Null hypothesis (H0): The standard deviation of the new process is the same as the standard deviation of the old process.
Alternative hypothesis (HA): The standard deviation of the new process is smaller than the standard deviation of the old process.
Now, let's perform the hypothesis test using the given information:
1. Set up the test statistic:
- Sample size: n = 20
- Sample standard deviation: s = 0.126
- Population standard deviation: σ (old process) = 0.200
2. Calculate the test statistic:
- Test statistic (chi-square): χ^2 = (n - 1) * (s / σ)^2
- Plugging in the values: χ^2 = (20 - 1) * (0.126 / 0.200)^2
3. Determine the critical value:
- The degrees of freedom for a chi-square test with (n - 1) degrees of freedom and a significance level of 10% are (n - 1) = 19.
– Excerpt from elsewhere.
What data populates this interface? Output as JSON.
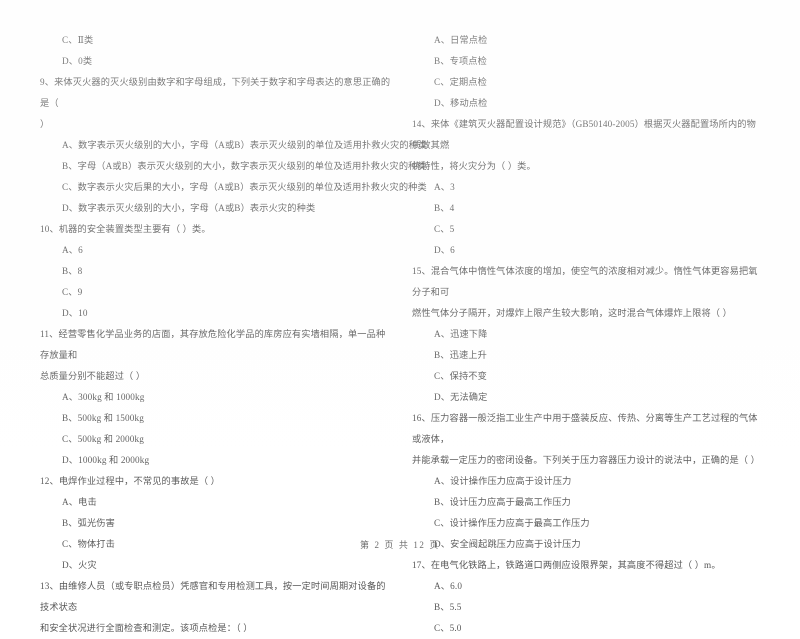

4. Compare the test statistic to the critical value:
- If the test statistic is less than the critical value, we reject the null hypothesis and conclude that the new process is less variable than the old process. Otherwise, we fail to reject the null hypothesis.
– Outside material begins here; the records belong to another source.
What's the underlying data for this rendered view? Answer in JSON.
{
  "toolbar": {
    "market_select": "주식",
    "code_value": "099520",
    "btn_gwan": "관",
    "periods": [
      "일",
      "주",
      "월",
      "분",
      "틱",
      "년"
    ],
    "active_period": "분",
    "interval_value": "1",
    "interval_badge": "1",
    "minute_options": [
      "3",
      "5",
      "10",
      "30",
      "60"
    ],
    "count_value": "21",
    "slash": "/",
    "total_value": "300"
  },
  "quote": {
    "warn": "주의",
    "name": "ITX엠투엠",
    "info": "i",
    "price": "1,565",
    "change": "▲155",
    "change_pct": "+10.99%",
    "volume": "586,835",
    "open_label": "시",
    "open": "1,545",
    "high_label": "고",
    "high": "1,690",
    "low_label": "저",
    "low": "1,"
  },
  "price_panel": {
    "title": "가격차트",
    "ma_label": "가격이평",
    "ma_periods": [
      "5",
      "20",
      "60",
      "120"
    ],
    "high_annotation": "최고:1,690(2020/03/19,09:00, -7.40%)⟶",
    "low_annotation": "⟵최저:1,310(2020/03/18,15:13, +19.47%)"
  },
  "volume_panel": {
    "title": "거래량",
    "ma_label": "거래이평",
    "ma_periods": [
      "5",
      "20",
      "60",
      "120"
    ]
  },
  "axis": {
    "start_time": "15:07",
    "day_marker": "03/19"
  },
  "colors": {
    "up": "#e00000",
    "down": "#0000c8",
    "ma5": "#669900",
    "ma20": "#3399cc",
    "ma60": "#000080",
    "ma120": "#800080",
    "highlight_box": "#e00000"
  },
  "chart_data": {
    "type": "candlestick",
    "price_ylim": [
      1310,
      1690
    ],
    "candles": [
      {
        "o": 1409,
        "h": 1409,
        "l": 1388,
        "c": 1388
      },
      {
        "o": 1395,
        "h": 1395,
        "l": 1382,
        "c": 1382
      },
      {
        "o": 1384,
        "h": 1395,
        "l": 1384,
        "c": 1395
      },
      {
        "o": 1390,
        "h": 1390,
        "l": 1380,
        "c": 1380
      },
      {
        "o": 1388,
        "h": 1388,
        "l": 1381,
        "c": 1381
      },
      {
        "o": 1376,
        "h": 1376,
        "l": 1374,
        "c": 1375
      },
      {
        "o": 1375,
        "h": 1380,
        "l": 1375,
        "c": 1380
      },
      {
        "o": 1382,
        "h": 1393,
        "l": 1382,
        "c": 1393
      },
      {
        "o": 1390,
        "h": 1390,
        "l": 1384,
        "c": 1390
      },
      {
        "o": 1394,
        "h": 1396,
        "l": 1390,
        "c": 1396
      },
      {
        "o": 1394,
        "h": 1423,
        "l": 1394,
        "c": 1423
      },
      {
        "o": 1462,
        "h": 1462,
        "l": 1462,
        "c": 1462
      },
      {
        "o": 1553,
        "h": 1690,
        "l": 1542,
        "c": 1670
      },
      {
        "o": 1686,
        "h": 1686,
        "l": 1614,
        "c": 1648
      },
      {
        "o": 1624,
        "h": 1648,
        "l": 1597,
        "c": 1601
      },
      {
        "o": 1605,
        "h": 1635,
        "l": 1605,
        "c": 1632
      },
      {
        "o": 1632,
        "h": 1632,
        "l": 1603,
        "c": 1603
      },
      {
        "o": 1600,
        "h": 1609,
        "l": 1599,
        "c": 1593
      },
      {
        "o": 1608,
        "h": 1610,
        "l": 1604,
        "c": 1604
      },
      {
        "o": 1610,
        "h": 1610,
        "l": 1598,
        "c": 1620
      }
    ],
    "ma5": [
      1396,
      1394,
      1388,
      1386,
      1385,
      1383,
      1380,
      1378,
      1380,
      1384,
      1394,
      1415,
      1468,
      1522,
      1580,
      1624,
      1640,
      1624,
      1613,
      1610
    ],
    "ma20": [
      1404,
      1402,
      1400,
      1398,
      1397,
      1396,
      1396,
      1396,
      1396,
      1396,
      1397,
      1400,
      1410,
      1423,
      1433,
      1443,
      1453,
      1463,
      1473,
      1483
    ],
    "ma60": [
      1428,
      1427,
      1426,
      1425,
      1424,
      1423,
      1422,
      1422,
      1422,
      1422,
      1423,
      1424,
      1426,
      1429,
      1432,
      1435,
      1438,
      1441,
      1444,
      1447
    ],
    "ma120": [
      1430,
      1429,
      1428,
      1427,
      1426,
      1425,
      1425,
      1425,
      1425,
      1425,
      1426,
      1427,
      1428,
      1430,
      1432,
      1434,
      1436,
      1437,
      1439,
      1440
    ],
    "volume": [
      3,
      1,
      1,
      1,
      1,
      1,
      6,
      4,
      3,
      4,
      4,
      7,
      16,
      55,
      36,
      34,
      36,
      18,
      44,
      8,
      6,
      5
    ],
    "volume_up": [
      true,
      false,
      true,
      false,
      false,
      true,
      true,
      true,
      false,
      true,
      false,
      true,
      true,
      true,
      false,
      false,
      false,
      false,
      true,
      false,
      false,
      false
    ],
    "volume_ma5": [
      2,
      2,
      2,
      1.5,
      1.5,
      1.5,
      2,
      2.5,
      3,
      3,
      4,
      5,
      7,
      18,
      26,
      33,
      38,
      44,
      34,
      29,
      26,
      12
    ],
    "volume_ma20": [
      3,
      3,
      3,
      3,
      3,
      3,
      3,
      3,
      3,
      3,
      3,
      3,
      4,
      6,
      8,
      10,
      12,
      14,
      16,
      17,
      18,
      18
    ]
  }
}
5. Calculate the test statistic:
- χ^2 = (19) * (0.63)^2
- χ^2 = 7.5633
6. Determine the critical value:
- Using a chi-square distribution table or calculator, the critical value for a chi-square test with 19 degrees of freedom and a significance level of 10% is approximately 28.869.
7. Compare the test statistic to the critical value:
- 7.5633 < 28.869
Since the test statistic (7.5633) is less than the critical value (28.869), we reject the null hypothesis. Therefore, we can conclude that at a significance level of 10%, the new process is less variable than the old process.
To determine if we can conclude that the new process is less variable than the old process, we can perform a hypothesis test.
First, let's state the null and alternative hypotheses:
Null hypothesis (H0): The new process has the same or greater standard deviation than the old process.
Alternative hypothesis (Ha): The new process has a smaller standard deviation than the old process.
Next, we will determine the critical value or the test statistic to compare with the observed sample statistic.
Since we are comparing the variances of two normal populations, we can use the F-test. The test statistic for the F-test is calculated as the ratio of the sample variances, which follows an F-distribution.
To perform the F-test, we need to calculate the F-statistic using the following formula:
F = (s1^2) / (s2^2)
Where s1^2 is the sample variance of the new process, and s2^2 is the sample variance of the old process.
In our case, the sample standard deviation of the new process is given as 0.126, so we can calculate the sample variance as follows:
s1^2 = (0.126)^2 = 0.015876
The population standard deviation of the old process is given as 0.200, so we can calculate the population variance as follows:
s2^2 = (0.200)^2 = 0.040000
Now we can calculate the F-statistic:
F = 0.015876 / 0.040000 = 0.3969
Note: The F-statistic follows an F-distribution with degrees of freedom (df1, df2), where df1 is the degrees of freedom for the numerator (sample variance of the new process) and df2 is the degrees of freedom for the denominator (sample variance of the old process). In this case, df1 = n1 - 1 = 20 - 1 = 19, and df2 = n2 - 1 = unknown.
To find the critical value of the F-distribution at a significance level of 10%, we need to use a statistical table or statistical software. The critical value will depend on the degrees of freedom.
Once we have the critical value, we can compare it with the F-statistic. If the F-statistic is less than the critical value, we reject the null hypothesis and conclude that the new process is less variable than the old process. If the F-statistic is greater than or equal to the critical value, we fail to reject the null hypothesis, and we do not have enough evidence to conclude that the new process is less variable than the old process.
Please refer to a statistical table or use statistical software to find the critical value for the F-distribution with the appropriate degrees of freedom.